Rimma Leibert’s father Boris Leibert

This is my father Boris Leibert. This photo was taken in Tbilisi in 1935. My father was photographed in his uniform of an officer of the Red Army for the memory. My mother kept this photo her whole life. I don't know anything about my father Boris Leibert's parents. All I know is that my grandfather's name was Iosif. They said my father, his brothers and sister grew up in a children's home in Odessa. My father didn't tell me anything about it. My mother mentioned once that grandfather Iosif was a craftsman. I don't know how the children happened to grow up in the children's home. Aron, born in 1903, was the oldest in the family.
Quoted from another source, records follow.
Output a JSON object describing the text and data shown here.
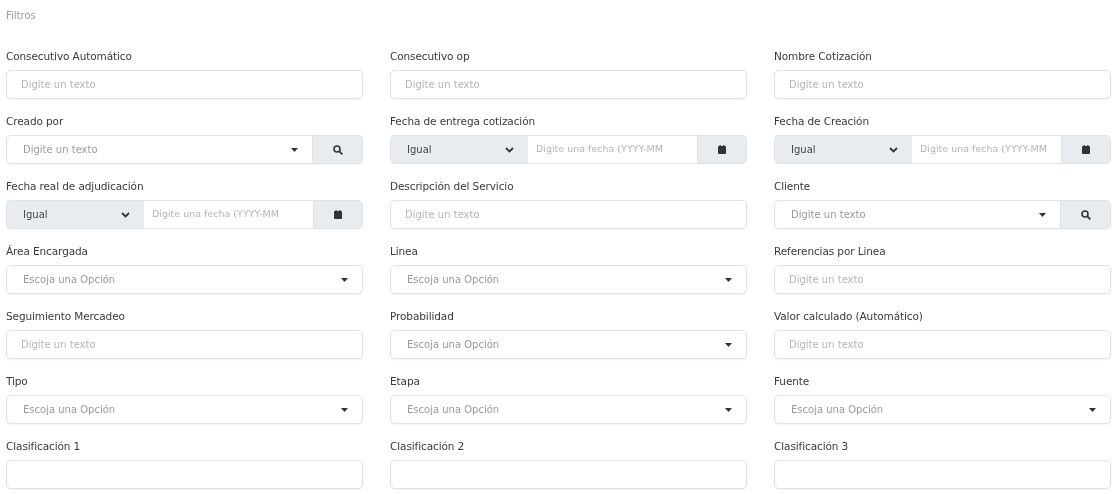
{
  "heading": "Filtros",
  "fields": [
    {
      "label": "Consecutivo Automático",
      "kind": "text",
      "placeholder": "Digite un texto"
    },
    {
      "label": "Consecutivo op",
      "kind": "text",
      "placeholder": "Digite un texto"
    },
    {
      "label": "Nombre Cotización",
      "kind": "text",
      "placeholder": "Digite un texto"
    },
    {
      "label": "Creado por",
      "kind": "search",
      "placeholder": "Digite un texto"
    },
    {
      "label": "Fecha de entrega cotización",
      "kind": "date",
      "operator": "Igual",
      "placeholder": "Digite una fecha (YYYY-MM"
    },
    {
      "label": "Fecha de Creación",
      "kind": "date",
      "operator": "Igual",
      "placeholder": "Digite una fecha (YYYY-MM"
    },
    {
      "label": "Fecha real de adjudicación",
      "kind": "date",
      "operator": "Igual",
      "placeholder": "Digite una fecha (YYYY-MM"
    },
    {
      "label": "Descripción del Servicio",
      "kind": "text",
      "placeholder": "Digite un texto"
    },
    {
      "label": "Cliente",
      "kind": "search",
      "placeholder": "Digite un texto"
    },
    {
      "label": "Área Encargada",
      "kind": "select",
      "placeholder": "Escoja una Opción"
    },
    {
      "label": "Linea",
      "kind": "select",
      "placeholder": "Escoja una Opción"
    },
    {
      "label": "Referencias por Linea",
      "kind": "text",
      "placeholder": "Digite un texto"
    },
    {
      "label": "Seguimiento Mercadeo",
      "kind": "text",
      "placeholder": "Digite un texto"
    },
    {
      "label": "Probabilidad",
      "kind": "select",
      "placeholder": "Escoja una Opción"
    },
    {
      "label": "Valor calculado (Automático)",
      "kind": "text",
      "placeholder": "Digite un texto"
    },
    {
      "label": "Tipo",
      "kind": "select",
      "placeholder": "Escoja una Opción"
    },
    {
      "label": "Etapa",
      "kind": "select",
      "placeholder": "Escoja una Opción"
    },
    {
      "label": "Fuente",
      "kind": "select",
      "placeholder": "Escoja una Opción"
    },
    {
      "label": "Clasificación 1",
      "kind": "blank"
    },
    {
      "label": "Clasificación 2",
      "kind": "blank"
    },
    {
      "label": "Clasificación 3",
      "kind": "blank"
    }
  ]
}
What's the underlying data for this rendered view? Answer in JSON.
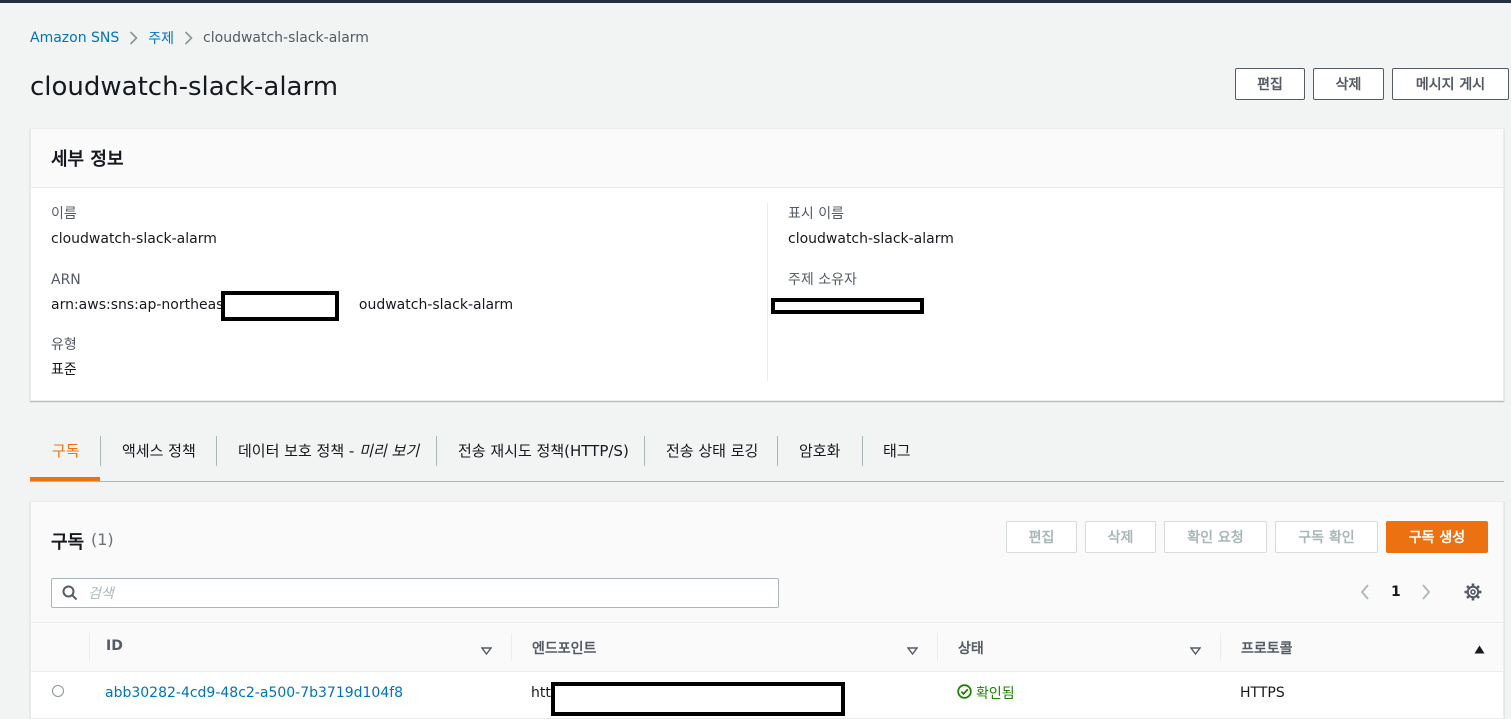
{
  "breadcrumb": {
    "root": "Amazon SNS",
    "section": "주제",
    "current": "cloudwatch-slack-alarm"
  },
  "page": {
    "title": "cloudwatch-slack-alarm",
    "edit_label": "편집",
    "delete_label": "삭제",
    "publish_label": "메시지 게시"
  },
  "details": {
    "title": "세부 정보",
    "name_label": "이름",
    "name_value": "cloudwatch-slack-alarm",
    "arn_label": "ARN",
    "arn_prefix": "arn:aws:sns:ap-northeast-2",
    "arn_suffix": "oudwatch-slack-alarm",
    "type_label": "유형",
    "type_value": "표준",
    "display_name_label": "표시 이름",
    "display_name_value": "cloudwatch-slack-alarm",
    "owner_label": "주제 소유자"
  },
  "tabs": [
    {
      "label": "구독"
    },
    {
      "label": "액세스 정책"
    },
    {
      "label": "데이터 보호 정책 - ",
      "italic": "미리 보기"
    },
    {
      "label": "전송 재시도 정책(HTTP/S)"
    },
    {
      "label": "전송 상태 로깅"
    },
    {
      "label": "암호화"
    },
    {
      "label": "태그"
    }
  ],
  "subscriptions": {
    "title": "구독",
    "count": "(1)",
    "edit_label": "편집",
    "delete_label": "삭제",
    "request_confirm_label": "확인 요청",
    "confirm_label": "구독 확인",
    "create_label": "구독 생성",
    "search_placeholder": "검색",
    "page_number": "1",
    "columns": {
      "id": "ID",
      "endpoint": "엔드포인트",
      "status": "상태",
      "protocol": "프로토콜"
    },
    "rows": [
      {
        "id": "abb30282-4cd9-48c2-a500-7b3719d104f8",
        "endpoint_prefix": "htt",
        "status": "확인됨",
        "protocol": "HTTPS"
      }
    ]
  },
  "colors": {
    "accent": "#ec7211",
    "link": "#0073bb",
    "success": "#1d8102"
  }
}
The next was Sima, born in 1905. My father Boris was born in 1907, and Mikhail, the youngest, was born in 1911. I don't know my father brothers or sister's Jewish names. I give their names as I heard them from my mother. It goes without saying that these children did not get any Jewish education. I don't know whether the boys finished cheder since I don't know at what age they became orphans. After the children's home they went to the army, finished military schools and became professional military. They were members of the Communist Party and were far from religion. This was the best way possible for the poor and orphaned: they were provided meals and uniforms in the army. Besides, they had a place to leave since after the children's home those children hardly ever had a place to go to. So, the army came to my father and his brothers' rescue. My father Boris Leibert finished a political military school and served in Tbilisi, Georgia, where he was chief of political department of the garrison in Tbilisi. In 1932 he went to a military recreation house in Odessa. He met my mother and proposed to her almost two weeks after they met. My mother returned my father's feelings. They went to grandfather Abram in Kerch where they had a small wedding. They registered their marriage in a registry office in Kerch. My father didn't even want to hear about any Jewish wedding or traditions: he was a convinced communist. After the wedding my father and mother went to Tbilisi where my father was on service. However little I was I remember how my father went to the front in 1941. Of course, these are dim memories. I remember us all going to the railway station in a car. Many people came to see my father off. My father never returned. He perished during the liberation of Western Ukraine on 16 August 1944.